Unskilled labour however can often be treated as substitutable.
Jon Murphy
Dec 23 2021 at 10:04am
Be careful here; the point about increased number of consumers increases demand for goods and services, which then also increases demand for labor, is not the same point Mill is making. Mill is arguing against the “general glut” hypothesis, that decreased spending by one group can be offset by increased spending by another.
Fred
Dec 22 2021 at 10:55am
I wish that there was a better way to display the US population shifts than a geographic map.

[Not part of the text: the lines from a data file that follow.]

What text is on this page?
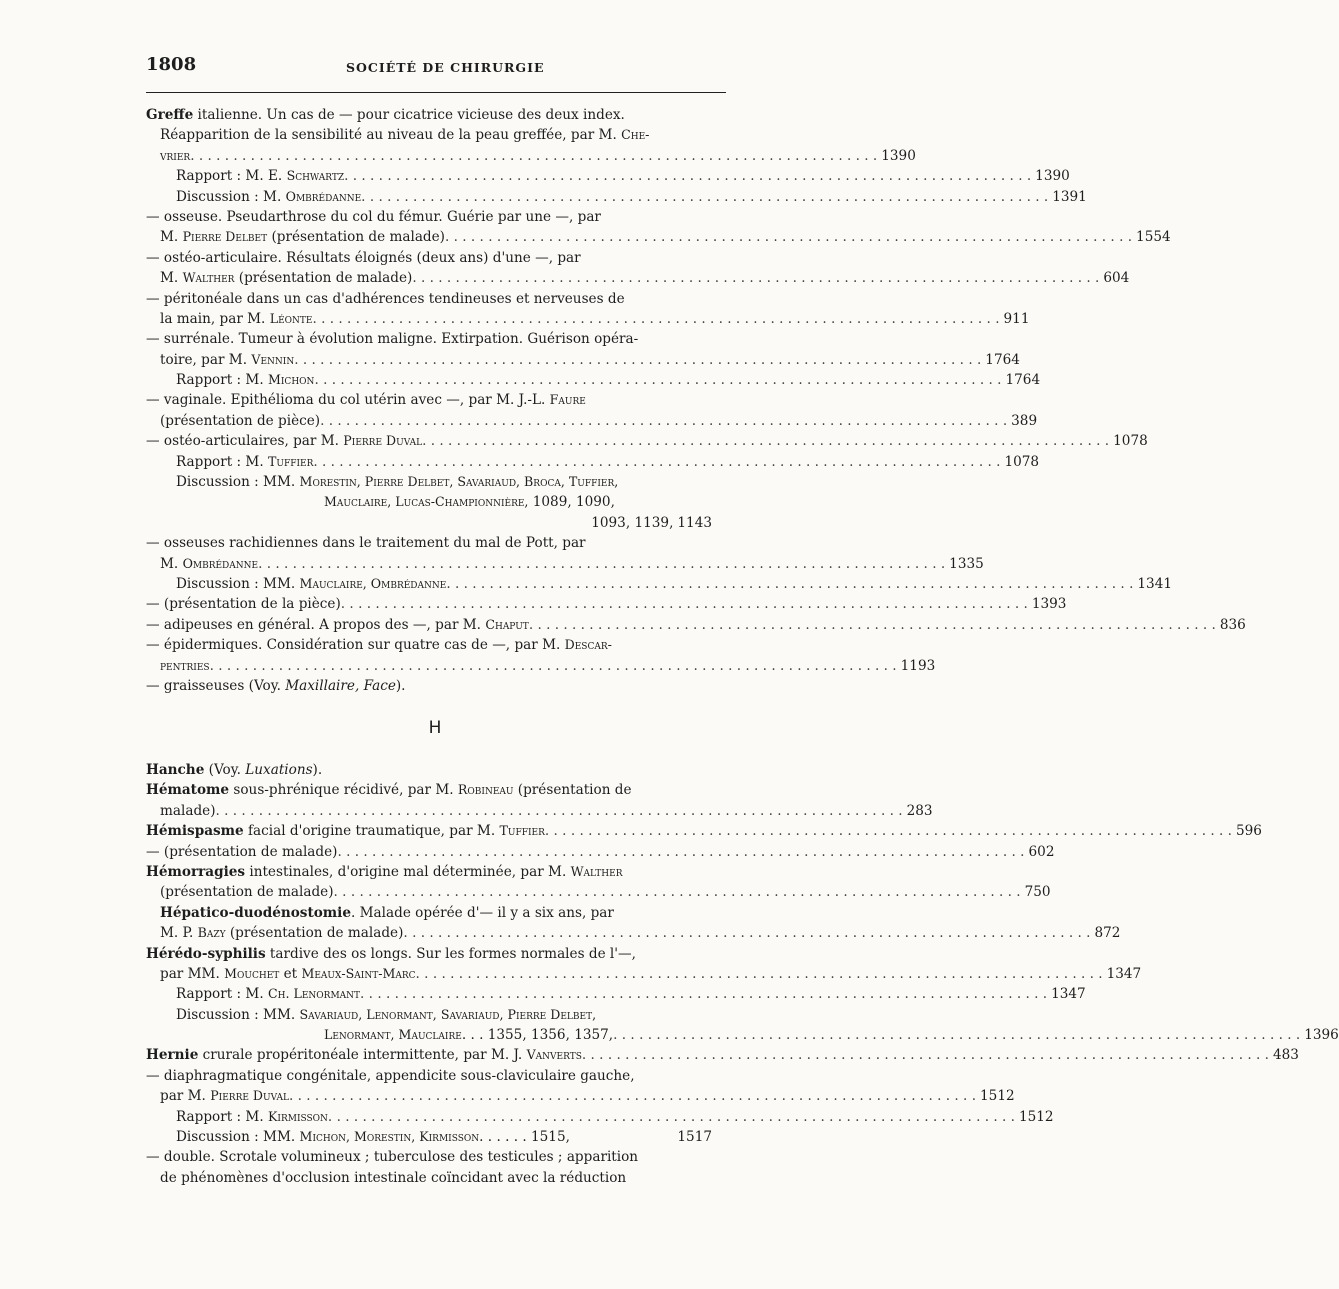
1808	SOCIÉTÉ DE CHIRURGIE
Greffe italienne. Un cas de — pour cicatrice vicieuse des deux index.
Réapparition de la sensibilité au niveau de la peau greffée, par M. Che-
vrier . . .	1390
Rapport : M. E. Schwartz . . .	1390
Discussion : M. Ombrédanne . . .	1391
— osseuse. Pseudarthrose du col du fémur. Guérie par une —, par
M. Pierre Delbet (présentation de malade) . . .	1554
— ostéo-articulaire. Résultats éloignés (deux ans) d'une —, par
M. Walther (présentation de malade) . . .	604
— péritonéale dans un cas d'adhérences tendineuses et nerveuses de
la main, par M. Léonte . . .	911
— surrénale. Tumeur à évolution maligne. Extirpation. Guérison opéra-
toire, par M. Vennin . . .	1764
Rapport : M. Michon . . .	1764
— vaginale. Epithélioma du col utérin avec —, par M. J.-L. Faure
(présentation de pièce) . . .	389
— ostéo-articulaires, par M. Pierre Duval . . .	1078
Rapport : M. Tuffier . . .	1078
Discussion : MM. Morestin, Pierre Delbet, Savariaud, Broca, Tuffier,
Mauclaire, Lucas-Championnière, 1089, 1090,
1093, 1139, 1143
— osseuses rachidiennes dans le traitement du mal de Pott, par
M. Ombrédanne . . .	1335
Discussion : MM. Mauclaire, Ombrédanne . . .	1341
— (présentation de la pièce) . . .	1393
— adipeuses en général. A propos des —, par M. Chaput . . .	836
— épidermiques. Considération sur quatre cas de —, par M. Descar-
pentries . . .	1193
— graisseuses (Voy. Maxillaire, Face).
H
Hanche (Voy. Luxations).
Hématome sous-phrénique récidivé, par M. Robineau (présentation de
malade) . . .	283
Hémispasme facial d'origine traumatique, par M. Tuffier . . .	596
— (présentation de malade) . . .	602
Hémorragies intestinales, d'origine mal déterminée, par M. Walther
(présentation de malade) . . .	750
Hépatico-duodénostomie. Malade opérée d'— il y a six ans, par
M. P. Bazy (présentation de malade) . . .	872
Hérédo-syphilis tardive des os longs. Sur les formes normales de l'—,
par MM. Mouchet et Meaux-Saint-Marc . . .	1347
Rapport : M. Ch. Lenormant . . .	1347
Discussion : MM. Savariaud, Lenormant, Savariaud, Pierre Delbet,
Lenormant, Mauclaire. . . 1355, 1356, 1357, . . .	1396
Hernie crurale propéritonéale intermittente, par M. J. Vanverts . . .	483
— diaphragmatique congénitale, appendicite sous-claviculaire gauche,
par M. Pierre Duval . . .	1512
Rapport : M. Kirmisson . . .	1512
Discussion : MM. Michon, Morestin, Kirmisson. . . . . . 1515,	1517
— double. Scrotale volumineux ; tuberculose des testicules ; apparition
de phénomènes d'occlusion intestinale coïncidant avec la réduction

Some of the states with large areas have low population, and some highly populated states have a small footprint. The changes in North Dakota and adjacent Montana probably reflect about seven people moving from Bismarck to Bozeman but are a large part of the map. US population changes are important, and we need to have a good way to represent them.
Thomas Lee Hutcheson
Dec 22 2021 at 11:30am
I sort of think that very few people got worried about slow gains in wages and mistakenly hit on immigration and free trade as the reasons.
Henri Hein
Dec 22 2021 at 1:04pm
That’s a great point. I have an additional question about the case against immigration. Assume a wave of immigration. How would we even measure that the wages of natives went down during or after? Average wages in general may have gone down, but that includes the wages of the new immigrants. We don’t know if the wages of the natives went down, or if the immigrants took lower-paying jobs that would have been unfulfilled absent immigration.
Thomas Lee Hutcheson
Dec 23 2021 at 8:17am
This year’s Nobel prize for economics went to people for developing the kinds of methods needed to answer that question.
Jon Murphy
Dec 23 2021 at 10:05am
There are lots of empirical ways to answer that question. A simple way would be to look at the wages of natives (and only natives) before and after the wave.
Henri Hein
Dec 23 2021 at 1:04pm
OK. It doesn’t sound simple to me, but maybe it’s just because I wouldn’t know how to do it. You could do it with surveying, I suppose, but I’m not a big fan of survey data.
Ken P
Dec 23 2021 at 1:41am
I’m very skeptical of that theory. More likely is that people left areas with high Covid restrictions for areas that maintained more freedom.
It’s a pretty big change to pull up your roots and move across country, so I’m sure there is a multitude of contributing factors. It’s an even bigger move to move to another country and we really should be more welcoming to people who make that choice and chose our country.
Lizard Man
Dec 23 2021 at 2:33pm
When urban land (housing) is the limiting factor of production, won’t population growth be very likely to lower wages via increases in rent and house prices? Isn’t that the reason why California has the highest poverty rate in the nation (PPP adjusted) when it also has the highest nominal wages?